This condition, which accounts for about 30% of cases of intestinal obstruction among neonates, is characterized by the inspissation of thick, tenacious meconium in the bowel. The most common cause is cystic fibrosis; approximately 6% to 20% of infants with cystic fibrosis have meconium ileus. Hyperviscous mucus secreted by abnormal intestinal glands, an abnormal concentrating process in the proximal small intestine, and a deficiency of pancreatic enzymes have been implicated in the pathogenesis. The histologic hallmark is distention of the goblet cells in the intestinal mucosa. Infants with meconium ileus present with abdominal distention, bilious vomiting, and failure to pass meconium. Thickened bowel loops filled with rubbery meconium are often visible and palpable through the abdominal wall. Remarkable abdominal distention, abdominal tenderness, or abdominal erythema indicates perforation. Meconium ileus may be complicated in up to 50% of patients by volvulus, intestinal perforation, meconium peritonitis (A), and ischemic necrosis of the bowel that results in stenosis or atresia. The classic radiographic findings are:

  • Distended loops of bowel.
  • A soap-bubble or ground-glass appearance in the right lower quadrant that suggests the presence of air in the meconium (Neuhauser sign).
  • A paucity of air-fluid levels on the upright view.

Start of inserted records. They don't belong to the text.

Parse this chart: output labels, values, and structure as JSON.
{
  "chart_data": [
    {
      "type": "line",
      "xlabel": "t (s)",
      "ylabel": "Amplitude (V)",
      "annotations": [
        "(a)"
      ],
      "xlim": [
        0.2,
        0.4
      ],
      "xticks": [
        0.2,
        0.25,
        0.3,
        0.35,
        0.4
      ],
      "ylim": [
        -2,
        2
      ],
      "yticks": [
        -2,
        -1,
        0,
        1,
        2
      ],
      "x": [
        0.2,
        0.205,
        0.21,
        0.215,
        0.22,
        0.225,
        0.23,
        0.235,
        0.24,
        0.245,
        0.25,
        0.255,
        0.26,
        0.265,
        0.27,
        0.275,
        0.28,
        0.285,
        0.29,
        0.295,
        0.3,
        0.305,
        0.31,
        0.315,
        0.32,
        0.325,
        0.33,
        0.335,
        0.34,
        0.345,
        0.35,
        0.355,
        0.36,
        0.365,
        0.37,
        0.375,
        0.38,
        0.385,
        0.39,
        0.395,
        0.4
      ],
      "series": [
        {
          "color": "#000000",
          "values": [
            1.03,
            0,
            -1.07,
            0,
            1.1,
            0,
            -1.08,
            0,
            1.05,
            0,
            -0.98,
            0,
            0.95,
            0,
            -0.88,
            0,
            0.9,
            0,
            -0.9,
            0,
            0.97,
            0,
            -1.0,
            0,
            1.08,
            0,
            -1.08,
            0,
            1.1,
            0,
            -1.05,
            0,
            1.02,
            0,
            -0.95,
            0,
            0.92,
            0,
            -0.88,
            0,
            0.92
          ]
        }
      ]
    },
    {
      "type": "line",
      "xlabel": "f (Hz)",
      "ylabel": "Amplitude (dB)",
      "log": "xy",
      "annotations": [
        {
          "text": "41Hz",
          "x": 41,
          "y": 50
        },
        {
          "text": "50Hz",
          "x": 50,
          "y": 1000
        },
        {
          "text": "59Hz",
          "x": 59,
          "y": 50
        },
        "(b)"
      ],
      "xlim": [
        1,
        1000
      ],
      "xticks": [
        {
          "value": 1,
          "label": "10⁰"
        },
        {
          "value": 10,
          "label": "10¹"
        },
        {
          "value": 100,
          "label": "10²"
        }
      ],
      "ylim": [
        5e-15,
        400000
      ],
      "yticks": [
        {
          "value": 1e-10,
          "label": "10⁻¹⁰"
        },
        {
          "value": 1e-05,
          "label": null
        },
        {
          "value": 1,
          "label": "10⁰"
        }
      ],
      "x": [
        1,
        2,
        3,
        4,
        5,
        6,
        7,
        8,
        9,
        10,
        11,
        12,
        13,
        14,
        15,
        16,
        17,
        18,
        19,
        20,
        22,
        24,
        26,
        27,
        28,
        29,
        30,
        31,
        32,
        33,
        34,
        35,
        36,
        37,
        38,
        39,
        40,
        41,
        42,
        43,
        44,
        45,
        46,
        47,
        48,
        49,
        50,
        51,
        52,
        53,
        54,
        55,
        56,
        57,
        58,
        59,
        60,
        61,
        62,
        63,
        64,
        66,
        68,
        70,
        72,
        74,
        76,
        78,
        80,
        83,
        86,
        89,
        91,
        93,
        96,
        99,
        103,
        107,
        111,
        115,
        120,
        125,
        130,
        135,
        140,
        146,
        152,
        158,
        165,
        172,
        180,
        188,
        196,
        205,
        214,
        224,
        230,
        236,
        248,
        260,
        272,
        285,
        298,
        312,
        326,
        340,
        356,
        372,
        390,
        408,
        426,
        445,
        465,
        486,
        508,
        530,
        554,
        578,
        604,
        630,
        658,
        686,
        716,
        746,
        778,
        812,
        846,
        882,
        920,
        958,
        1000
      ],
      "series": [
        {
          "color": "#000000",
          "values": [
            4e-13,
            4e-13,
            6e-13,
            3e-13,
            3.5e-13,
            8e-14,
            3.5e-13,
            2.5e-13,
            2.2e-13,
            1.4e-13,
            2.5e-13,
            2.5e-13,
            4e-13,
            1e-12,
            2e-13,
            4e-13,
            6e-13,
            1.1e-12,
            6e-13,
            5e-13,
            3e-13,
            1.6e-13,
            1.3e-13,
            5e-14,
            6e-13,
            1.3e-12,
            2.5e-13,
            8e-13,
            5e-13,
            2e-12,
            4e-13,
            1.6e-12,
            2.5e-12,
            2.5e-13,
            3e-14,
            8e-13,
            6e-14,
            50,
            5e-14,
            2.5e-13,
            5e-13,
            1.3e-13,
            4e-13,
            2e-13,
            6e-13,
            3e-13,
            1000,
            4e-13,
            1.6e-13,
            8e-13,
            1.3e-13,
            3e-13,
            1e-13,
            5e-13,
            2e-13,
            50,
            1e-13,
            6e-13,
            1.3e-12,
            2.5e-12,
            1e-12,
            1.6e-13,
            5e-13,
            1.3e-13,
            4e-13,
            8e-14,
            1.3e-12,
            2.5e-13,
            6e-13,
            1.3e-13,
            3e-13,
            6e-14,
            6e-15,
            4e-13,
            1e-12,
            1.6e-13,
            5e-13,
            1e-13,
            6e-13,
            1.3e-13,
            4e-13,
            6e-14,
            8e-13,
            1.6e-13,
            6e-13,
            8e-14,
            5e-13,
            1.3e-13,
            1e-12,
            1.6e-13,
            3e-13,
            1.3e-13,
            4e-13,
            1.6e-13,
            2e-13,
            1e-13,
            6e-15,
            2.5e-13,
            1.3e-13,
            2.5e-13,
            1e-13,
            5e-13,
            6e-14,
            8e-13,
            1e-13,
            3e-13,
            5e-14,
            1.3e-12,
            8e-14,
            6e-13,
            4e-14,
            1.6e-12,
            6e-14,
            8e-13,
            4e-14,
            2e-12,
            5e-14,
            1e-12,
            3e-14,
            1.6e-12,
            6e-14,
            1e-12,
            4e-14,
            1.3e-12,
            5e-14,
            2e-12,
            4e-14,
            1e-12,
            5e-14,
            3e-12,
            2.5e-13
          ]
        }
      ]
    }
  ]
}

Calcification, free air, or multiple air-fluid levels suggest intestinal perforation. A contrast enema typically demonstrates a microcolon and a terminal ileum filled with pellets of meconium (B). Uncomplicated meconium ileus may be treated with a diatrizoate meglumine/diatrizoate sodium enema performed under fluoroscopic control with concomitant administration of intravenous fluid. The hyperosmolar agent draws fluid into the bowel lumen to facilitate passage and expulsion of meconium. This technique is successful in 50% of uncomplicated cases. Surgery is required for patients with complicated meconium ileus and for those in whom nonoperative therapy has been unsuccessful. Options include enterotomy to evacuate the meconium, ileostomy at the proximal end of the obstructed segment, and insertion of a T tube into the bowel for postoperative irrigation with acetylcysteine. Complications such as atresia, perforation, and meconium peritonitis may necessitate bowel resection, intestinal anastomosis, and ileostomy.